Friday, 4 October 2019

Why Prisoner's dilemma is mischievous shite- part 1

Law Enforcement can offer two sorts of incentives to get evidence against criminals. One sort is a monetary or reputational reward. The other is to use Criminal Informants who essentially buy the right to run their illegal operations in return for offering up a certain number of villains for legal punishment.

Clearly, the former course is to be preferred. The latter can be gamed by Organized Crime.
This is not to say that there is no grounds for clemency for criminals who confess to all their dealings, provide testimony against their associates, and genuinely turn over a new leaf. Indeed, as happened with Vidocq, there may be case for appointing a reformed criminal head of the Detective Force. However, what matters is whether the criminal has had a genuine change of heart and is seeking atonement.

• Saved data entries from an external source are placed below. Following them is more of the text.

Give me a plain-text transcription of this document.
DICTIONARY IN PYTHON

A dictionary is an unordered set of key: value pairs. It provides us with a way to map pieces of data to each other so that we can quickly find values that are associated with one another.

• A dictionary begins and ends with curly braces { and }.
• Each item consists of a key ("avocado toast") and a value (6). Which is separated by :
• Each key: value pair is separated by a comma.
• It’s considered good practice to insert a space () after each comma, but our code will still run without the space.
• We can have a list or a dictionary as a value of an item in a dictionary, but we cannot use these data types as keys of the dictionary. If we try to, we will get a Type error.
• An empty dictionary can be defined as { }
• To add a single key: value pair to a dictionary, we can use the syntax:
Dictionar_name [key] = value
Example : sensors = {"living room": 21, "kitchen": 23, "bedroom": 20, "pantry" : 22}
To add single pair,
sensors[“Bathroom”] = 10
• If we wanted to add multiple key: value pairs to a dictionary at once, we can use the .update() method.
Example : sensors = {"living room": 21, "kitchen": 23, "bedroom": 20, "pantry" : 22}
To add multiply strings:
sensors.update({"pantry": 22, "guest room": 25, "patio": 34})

Using 'immunity' to buy evidence is self defeating. It turns crime into a currency whose supply will be regulated by a Godfather so as to maximize 'seignorage'.  The Courts and Prisons, funded by the tax payer, become the Federal Reserve Bank and Fort Knox of Organized Crime.

All this was well known from countless detective novels and noir B Movies by the time the always hilariously stupid RAND corporation interested in this issue,

What folllows is Albert W. Tucker's canonical account of Prisoner's dilemma. Could anything be more utterly silly and radically mischievous? Judge for yourself-

Two members of a criminal gang are arrested and imprisoned.
If they are members of a gang- as opposed to just opportunistic allies- then there is at least one additional party who has an interest in both of them preserving omerta. Even if it is just a two member gang, the 'fence' or 'Godfather', has an interest in their keeping shtum. Suppose no third party is involved- perhaps this pair are rapists or serial killers- still, if there is a 'gang' element to their behaviour then they have different 'threat points' and 'Shapley values'. Gangs have hierarchies which is why they can feature entry and exit. If both criminal are equal in all respects then there may be a partnership, but there is no 'gang'.

Each prisoner is in solitary confinement with no means of communicating with the other. The prosecutors lack sufficient evidence to convict the pair on the principal charge, but they have enough to convict both on a lesser charge.
The prosecutor should convict both on the lesser charge and then see which of them will crack first once in prison. Letting one go free is silly. Clearly, the more ruthless of the two will offer up the weaker one- who may have been coerced into the crime- as a sacrifice.
Simultaneously, the prosecutors offer each prisoner a bargain. Each prisoner is given the opportunity either to betray the other by testifying that the other committed the crime, or to cooperate with the other by remaining silent.
This is crazy shit. Why not just give one of them a blow job for confessing he helped the Judge kill the D.A?  What Jury is going to believe testimony given purely for the purpose of escaping a jail sentence? An innocent man, who can't afford a lawyer, should take the deal and let some stranger take the fall.
The offer is:
If A and B each betray the other, each of them serves two years in prison 
If A betrays B but B remains silent, A will be set free and B will serve three years in prison (and vice versa) 
If A and B both remain silent, both of them will serve only one year in prison (on the lesser charge).
Why not jail A & B on the lesser charge and then tell them both that the other has implicated them in the more serious crime?  If that doesn't work, tell them their wife is being romanced by a rival or that their elderly Mum wants to see them before she dies or something of that sort?

However, all this is academic. If these guys belong to a criminal gang then they both understand that the bigger 'earner' for the Godfather must come out while the low man on the totem pole must take the long stretch so as to make his bones and show himself worthy of promotion within the gang.

Let us now turn to what a rational person would do if caught in this dilemma. The answer is to confess but do so in a manner which suggests one has a mental illness. This is because judicial games have a coordination and a discoordination aspect. The safer course is to cooperate in the coordination game- i.e. do what is expected- while hedging on a discoordination game- i.e. find a different game to transfer to.

In practice, it is regret-minimizing to keep the option of entry and exit with respect to the games available to one. Among criminals, there is a 'loyalty' game, a 'betrayal' game, and 'I'm a crazy lunatic' game. Marek Kaminiski- who spent some time in a Polish prison- has described this in his book 'Games Prisoners Play'.  Of course, if he'd been really smart he'd have never got sent to prison in the first place. He should have assumed a 'Good soldier Schweik' type imbecility- i.e. talked Zizek like crap so as to survive both Communism and Neo-Liberalism and thus flourish in the world of Trump and Kaczynski.

Game theory is irrational; its dilemmas wholly absurd and its paradoxes mere stupidity.